Correction: This article incorrectly said the McIntosh High School team won the championship in the two-person policy forum debate at the Georgia Forensic Coaches Association state tournament in early March. Instead, the Starr’s Mill High School team of Tyler Holt and Madison Hynson (shown in the featured photo above) won the championship.
The McIntosh team was eliminated in the Round of 16 by a team from Carrollton High School.
A reverent Jewish boy and an observant Muslim girl in Fayette County teamed up to compete in the state debate championship tournament for McIntosh High School on March 2 and 3 at Lassiter High School in East Cobb.
Samuel Ellis is a senior at McIntosh High and has lived in Fayette County for 15 years. His father, Ralph, is a pilot at Delta Air Lines, and his mother, Angela is the temple administrator at Congregation B’nai Israel. His sister, Abigail, attends the University of Georgia.
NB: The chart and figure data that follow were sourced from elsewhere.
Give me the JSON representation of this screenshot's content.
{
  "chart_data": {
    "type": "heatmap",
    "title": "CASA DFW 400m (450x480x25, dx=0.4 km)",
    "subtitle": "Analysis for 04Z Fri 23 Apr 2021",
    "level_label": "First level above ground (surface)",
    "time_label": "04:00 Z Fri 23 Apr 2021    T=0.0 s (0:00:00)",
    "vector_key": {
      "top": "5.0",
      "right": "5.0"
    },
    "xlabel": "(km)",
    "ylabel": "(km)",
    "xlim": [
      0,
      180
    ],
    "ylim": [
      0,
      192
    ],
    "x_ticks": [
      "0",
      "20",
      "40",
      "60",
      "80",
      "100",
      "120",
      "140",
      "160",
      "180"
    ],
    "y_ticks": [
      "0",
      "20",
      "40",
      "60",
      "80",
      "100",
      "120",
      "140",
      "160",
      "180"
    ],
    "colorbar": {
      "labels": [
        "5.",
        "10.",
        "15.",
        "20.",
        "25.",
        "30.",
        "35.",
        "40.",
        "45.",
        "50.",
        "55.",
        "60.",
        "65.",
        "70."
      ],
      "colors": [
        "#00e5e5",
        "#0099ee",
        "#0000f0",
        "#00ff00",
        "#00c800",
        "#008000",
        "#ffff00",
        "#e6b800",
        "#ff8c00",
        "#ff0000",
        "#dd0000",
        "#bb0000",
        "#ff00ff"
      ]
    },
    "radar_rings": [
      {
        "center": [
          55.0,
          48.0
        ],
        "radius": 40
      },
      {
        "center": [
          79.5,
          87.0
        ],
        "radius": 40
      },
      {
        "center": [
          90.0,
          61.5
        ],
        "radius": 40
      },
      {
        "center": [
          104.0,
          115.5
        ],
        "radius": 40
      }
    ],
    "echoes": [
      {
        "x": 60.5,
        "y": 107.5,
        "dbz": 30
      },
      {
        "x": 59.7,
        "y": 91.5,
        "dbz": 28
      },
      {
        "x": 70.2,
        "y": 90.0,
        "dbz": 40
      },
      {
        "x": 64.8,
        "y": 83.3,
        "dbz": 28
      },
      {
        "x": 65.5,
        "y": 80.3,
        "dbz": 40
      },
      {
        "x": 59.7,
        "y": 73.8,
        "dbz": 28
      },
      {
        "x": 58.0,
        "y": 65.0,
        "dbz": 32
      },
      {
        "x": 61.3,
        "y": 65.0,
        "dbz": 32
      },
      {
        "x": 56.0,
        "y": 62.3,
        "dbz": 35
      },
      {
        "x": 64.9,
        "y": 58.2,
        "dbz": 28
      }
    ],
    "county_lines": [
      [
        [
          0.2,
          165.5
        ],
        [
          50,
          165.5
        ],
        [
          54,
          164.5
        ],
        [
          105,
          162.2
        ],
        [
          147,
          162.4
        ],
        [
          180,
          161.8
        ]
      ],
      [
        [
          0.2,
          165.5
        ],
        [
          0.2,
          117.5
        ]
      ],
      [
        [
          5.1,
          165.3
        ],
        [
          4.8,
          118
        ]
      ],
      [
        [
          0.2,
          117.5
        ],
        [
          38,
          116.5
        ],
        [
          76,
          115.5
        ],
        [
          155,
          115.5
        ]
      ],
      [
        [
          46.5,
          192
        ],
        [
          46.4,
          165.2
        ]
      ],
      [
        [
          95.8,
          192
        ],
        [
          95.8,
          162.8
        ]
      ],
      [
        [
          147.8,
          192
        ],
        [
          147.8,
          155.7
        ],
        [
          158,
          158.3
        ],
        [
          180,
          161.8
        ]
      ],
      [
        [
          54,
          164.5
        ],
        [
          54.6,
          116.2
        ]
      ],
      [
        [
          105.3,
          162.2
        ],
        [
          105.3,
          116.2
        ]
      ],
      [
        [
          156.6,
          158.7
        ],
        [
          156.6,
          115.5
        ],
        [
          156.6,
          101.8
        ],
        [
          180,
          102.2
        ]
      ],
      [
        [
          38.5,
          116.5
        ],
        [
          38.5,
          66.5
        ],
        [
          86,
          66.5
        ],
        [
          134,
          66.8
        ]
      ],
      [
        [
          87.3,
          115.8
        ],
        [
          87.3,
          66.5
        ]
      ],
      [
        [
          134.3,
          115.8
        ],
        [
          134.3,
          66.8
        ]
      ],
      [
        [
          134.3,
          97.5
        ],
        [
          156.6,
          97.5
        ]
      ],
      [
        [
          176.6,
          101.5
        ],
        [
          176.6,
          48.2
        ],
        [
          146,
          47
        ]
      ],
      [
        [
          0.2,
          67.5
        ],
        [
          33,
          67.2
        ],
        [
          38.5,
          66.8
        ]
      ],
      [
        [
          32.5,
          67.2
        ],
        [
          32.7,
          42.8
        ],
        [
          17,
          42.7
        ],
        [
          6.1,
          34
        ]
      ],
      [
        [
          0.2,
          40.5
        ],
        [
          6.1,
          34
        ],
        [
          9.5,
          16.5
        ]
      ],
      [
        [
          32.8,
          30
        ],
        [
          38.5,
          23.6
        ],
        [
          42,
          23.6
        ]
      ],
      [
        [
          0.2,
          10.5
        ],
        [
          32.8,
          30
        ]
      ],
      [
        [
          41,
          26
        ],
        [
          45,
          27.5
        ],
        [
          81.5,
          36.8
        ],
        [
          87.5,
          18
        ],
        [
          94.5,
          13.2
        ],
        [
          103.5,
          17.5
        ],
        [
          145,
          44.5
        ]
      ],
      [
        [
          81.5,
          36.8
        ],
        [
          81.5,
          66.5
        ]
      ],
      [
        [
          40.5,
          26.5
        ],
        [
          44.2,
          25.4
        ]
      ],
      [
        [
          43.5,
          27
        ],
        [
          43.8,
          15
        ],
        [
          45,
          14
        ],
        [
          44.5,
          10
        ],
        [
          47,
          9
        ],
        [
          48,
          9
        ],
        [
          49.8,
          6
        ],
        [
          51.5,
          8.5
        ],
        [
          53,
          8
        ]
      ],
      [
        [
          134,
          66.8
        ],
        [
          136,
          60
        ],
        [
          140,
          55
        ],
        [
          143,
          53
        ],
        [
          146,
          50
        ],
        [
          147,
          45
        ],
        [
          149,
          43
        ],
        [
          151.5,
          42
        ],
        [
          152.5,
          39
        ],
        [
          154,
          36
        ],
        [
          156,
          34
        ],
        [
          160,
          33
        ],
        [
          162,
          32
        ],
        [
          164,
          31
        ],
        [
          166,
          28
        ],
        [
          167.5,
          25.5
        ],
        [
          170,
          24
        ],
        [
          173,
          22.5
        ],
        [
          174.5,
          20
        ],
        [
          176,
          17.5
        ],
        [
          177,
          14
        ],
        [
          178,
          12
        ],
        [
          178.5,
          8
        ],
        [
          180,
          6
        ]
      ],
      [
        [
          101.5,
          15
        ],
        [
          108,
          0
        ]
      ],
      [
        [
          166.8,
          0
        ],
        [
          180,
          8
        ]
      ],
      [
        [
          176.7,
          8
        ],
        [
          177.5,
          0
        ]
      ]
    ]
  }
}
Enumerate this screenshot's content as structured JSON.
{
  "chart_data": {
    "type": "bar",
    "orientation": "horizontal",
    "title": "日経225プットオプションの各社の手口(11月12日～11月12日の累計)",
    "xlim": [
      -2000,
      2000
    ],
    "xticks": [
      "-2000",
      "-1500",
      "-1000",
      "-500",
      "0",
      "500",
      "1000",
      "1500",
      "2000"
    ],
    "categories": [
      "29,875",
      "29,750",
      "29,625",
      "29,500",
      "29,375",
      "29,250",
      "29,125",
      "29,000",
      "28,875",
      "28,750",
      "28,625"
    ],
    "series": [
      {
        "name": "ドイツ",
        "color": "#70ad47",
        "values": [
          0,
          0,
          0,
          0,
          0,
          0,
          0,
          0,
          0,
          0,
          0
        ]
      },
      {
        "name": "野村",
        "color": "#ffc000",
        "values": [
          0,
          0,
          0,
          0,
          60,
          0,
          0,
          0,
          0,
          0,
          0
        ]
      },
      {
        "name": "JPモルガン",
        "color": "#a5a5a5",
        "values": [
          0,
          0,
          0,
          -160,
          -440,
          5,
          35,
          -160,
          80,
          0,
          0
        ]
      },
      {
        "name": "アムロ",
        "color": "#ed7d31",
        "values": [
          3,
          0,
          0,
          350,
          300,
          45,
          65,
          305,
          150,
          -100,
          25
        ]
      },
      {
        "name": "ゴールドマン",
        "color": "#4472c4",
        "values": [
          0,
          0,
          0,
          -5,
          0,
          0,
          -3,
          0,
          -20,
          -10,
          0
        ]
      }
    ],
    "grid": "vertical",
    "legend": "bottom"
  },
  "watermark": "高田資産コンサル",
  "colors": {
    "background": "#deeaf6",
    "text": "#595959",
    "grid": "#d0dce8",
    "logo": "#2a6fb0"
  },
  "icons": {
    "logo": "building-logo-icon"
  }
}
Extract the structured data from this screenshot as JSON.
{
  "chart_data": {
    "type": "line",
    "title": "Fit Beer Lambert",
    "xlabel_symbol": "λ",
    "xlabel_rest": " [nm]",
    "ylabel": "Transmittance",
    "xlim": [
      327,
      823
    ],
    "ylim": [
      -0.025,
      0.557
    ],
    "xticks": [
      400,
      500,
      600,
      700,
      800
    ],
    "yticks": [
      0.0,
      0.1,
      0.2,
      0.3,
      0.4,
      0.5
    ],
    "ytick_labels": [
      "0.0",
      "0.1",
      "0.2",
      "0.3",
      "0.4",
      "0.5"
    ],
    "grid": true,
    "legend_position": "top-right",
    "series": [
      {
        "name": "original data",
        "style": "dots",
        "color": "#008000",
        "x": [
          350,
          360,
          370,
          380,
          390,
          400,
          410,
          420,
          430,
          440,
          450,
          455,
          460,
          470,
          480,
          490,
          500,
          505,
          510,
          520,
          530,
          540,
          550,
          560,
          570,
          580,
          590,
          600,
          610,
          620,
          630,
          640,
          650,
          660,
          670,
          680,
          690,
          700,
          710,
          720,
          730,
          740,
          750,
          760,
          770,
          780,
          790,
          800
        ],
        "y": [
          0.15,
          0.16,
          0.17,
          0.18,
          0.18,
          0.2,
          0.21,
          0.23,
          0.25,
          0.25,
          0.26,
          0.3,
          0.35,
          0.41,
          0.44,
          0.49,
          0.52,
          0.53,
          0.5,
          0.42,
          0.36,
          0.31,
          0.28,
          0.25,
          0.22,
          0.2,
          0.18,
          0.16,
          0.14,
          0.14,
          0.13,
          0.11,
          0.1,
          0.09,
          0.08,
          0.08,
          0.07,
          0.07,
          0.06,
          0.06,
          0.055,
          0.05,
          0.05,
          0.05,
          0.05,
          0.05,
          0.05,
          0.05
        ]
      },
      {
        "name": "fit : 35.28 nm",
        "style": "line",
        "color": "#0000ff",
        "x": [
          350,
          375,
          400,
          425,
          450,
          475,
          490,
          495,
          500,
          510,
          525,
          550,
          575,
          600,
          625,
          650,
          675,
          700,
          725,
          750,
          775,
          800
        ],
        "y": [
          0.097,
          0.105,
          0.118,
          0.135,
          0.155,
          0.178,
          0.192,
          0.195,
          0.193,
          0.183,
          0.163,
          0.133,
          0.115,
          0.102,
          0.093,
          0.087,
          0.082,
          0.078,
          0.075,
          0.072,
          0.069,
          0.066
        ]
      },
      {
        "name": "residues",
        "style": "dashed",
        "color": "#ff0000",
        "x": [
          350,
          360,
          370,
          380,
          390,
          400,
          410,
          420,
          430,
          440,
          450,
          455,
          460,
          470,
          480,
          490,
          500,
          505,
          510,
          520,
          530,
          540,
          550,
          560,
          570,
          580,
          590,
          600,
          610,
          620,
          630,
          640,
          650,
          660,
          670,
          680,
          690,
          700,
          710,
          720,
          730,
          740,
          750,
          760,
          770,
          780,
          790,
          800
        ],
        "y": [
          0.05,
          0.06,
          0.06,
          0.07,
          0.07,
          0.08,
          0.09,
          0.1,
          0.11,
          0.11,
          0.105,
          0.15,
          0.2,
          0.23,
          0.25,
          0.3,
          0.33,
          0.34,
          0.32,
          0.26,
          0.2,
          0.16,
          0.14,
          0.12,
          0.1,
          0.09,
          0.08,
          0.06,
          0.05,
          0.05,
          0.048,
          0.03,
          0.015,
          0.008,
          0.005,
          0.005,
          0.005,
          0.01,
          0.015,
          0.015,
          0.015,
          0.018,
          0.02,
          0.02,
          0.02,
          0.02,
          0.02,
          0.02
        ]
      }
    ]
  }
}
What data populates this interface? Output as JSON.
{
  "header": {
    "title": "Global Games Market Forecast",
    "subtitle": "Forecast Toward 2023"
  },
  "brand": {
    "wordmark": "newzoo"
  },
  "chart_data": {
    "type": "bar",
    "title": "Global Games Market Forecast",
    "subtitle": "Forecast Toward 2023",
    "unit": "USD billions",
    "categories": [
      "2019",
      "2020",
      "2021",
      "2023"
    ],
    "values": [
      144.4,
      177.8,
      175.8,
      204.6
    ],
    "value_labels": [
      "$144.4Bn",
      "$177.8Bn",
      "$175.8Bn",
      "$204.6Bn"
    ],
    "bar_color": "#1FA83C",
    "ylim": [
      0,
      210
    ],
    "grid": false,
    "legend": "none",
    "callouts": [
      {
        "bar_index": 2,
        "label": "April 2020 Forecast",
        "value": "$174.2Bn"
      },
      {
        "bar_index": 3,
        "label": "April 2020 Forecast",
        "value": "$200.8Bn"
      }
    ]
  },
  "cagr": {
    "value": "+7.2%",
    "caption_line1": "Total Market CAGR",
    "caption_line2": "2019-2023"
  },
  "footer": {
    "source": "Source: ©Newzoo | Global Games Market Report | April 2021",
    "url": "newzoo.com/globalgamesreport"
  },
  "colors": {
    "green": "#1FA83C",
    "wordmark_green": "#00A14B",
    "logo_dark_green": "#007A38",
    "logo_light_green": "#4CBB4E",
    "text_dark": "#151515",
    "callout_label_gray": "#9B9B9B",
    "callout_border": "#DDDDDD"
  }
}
Afra Abdul is a junior at McIntosh. She has lived in Peachtree City for five years and calls it a “wonderful place to grow up.”
Her parents, Ahmed and Thasneem, hail from India and arrived in the United States in the 1990s. Ahmed is an IT manager at Hyundai, and Thasneem is an auditor. She has a brother, Hassan, 11, a sixth-grader at Booth Middle School.
Both high school students are described by their inspirational debate coach and teacher, Abel Ward, as self-motivated and curious people “who truly embrace all sides of an issue, regardless of their personal beliefs.”
Afra has a passion for the medical field and joined the debate team as a freshman.
“It actually was an accident,” Afra said with a smile. “I walked into the wrong club and was too shy to leave.”
She was hooked after she attended the first debate match of the team, made up of approximately 30 high school students. She also enjoys reading and writing and is encouraged by her grandfather Muhammed Metha, who is a published poet in India.
Samuel, the first Jewish student to be elected student government president at McIntosh, has been debating the past four years and is enthralled with all things political and judicial. After school, he serves as an intern for state Judge Jason B. Thompson.
Samuel was featured in the AJT two years ago as a diligent Eagle Scout candidate who was designing and overseeing the construction of a beautiful mosaic at B’nai Israel in Fayetteville. He has completed the project and earned his status as an Eagle Scout.
The March debate tournament, in which the pair finished 4-2 in the preliminary rounds to qualify for the octofinals as the sixth seed, focused on the topic of whether the executive branch has too much power to authorize military force.
Depending on the flip of a coin, each student is required to argue for or against the thesis, then field questions from competitors.
Afra and Samuel work in sync. One opens while the other listens carefully to each line to defend the argument and rebut opponents. One summarizes, and the other tries to convince the judges why their team won the question. It may seem confusing to observe, but Afra and Samuel have debate down to a science.
To prepare, Afra tries to imagine what points her opponent will make or questions she and Samuel might confront. Samuel tries to think of cutting-edge and unusual facts that could bewilder their opponents.
Both Samuel and Afra are open and genuine about their background and religions.
Asked about how their different backgrounds affect their alliance, Afra laughed and said she tries to match her hijab with his bowtie.
Samuel said Afra is the best debate partner he has ever had. It is “never the person; it’s the personality,” he said. “Our goal is to be on the same page, and judges see how well we work together.”
Afra added, “Sam has my back, and I always have his.”